The KNN classifier is one of the most intuitive ML algorithms. It predicts class by polling k nearest neighbors. Because it seems so simple, it is easy to miss a couple of the finer points:

**Sample Splitting**: Traditionally, when we split the sample, there is no peeking across samples. For instance, when we split the sample between a train and test set, we cannot look at the data in the training set when predicting the label for a point in the test set. In knn, this segregation is not observed. Say we partition the training data to learn the optimal k. When predicting a point in the validation set, we must pass the entire training set. Passing the points in the validation set would be bad because then the optimal k will always be 0. (If you ignore*k = 0*, you can pass the rest of the dataset.)**Implementation Differences**: “Regarding the Nearest Neighbors algorithms, if it is found that two neighbors, neighbor*k+1*and*k*, have identical distances but different labels, the**results will depend on the ordering of the training data.”**(see here; emphasis mine.)

This matters when the distance metric is discrete, e.g., if you use an edit-distance metric to compare strings.
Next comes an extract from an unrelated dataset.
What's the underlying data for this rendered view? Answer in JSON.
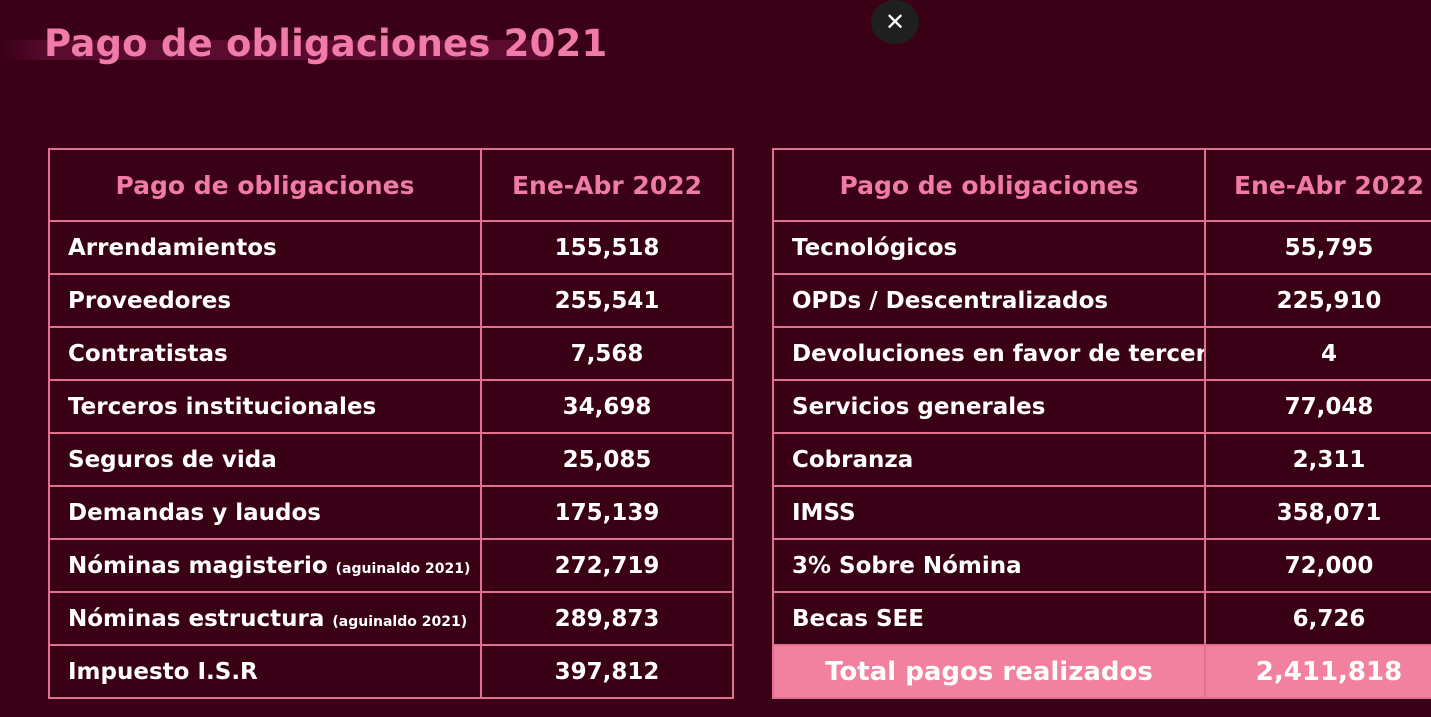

Worse, scikit-learn doesn’t warn users during analysis.

In R, one popular implementation of KNN is in a package called class. (Overloading the word`class`

seems like a bad idea but that’s for a separate thread.) In`class`

, how the function deals with this scenario is decided by an explicit option: “If [the option is] true, all distances equal to the kth largest are included. If [the option is] false, a random selection of distances equal to the kth is chosen to use exactly k neighbours.”

For the underlying problem, there isn’t one clear winning solution. One way to solve the problem is to move from knn to adaptive knn: include all points that are as far away as the kth point. This is what`class`

in R does when the option`all.equal`

is set to True. Another solution is to never change the order in which the data are accessed and to make the order as part of how the model is exported.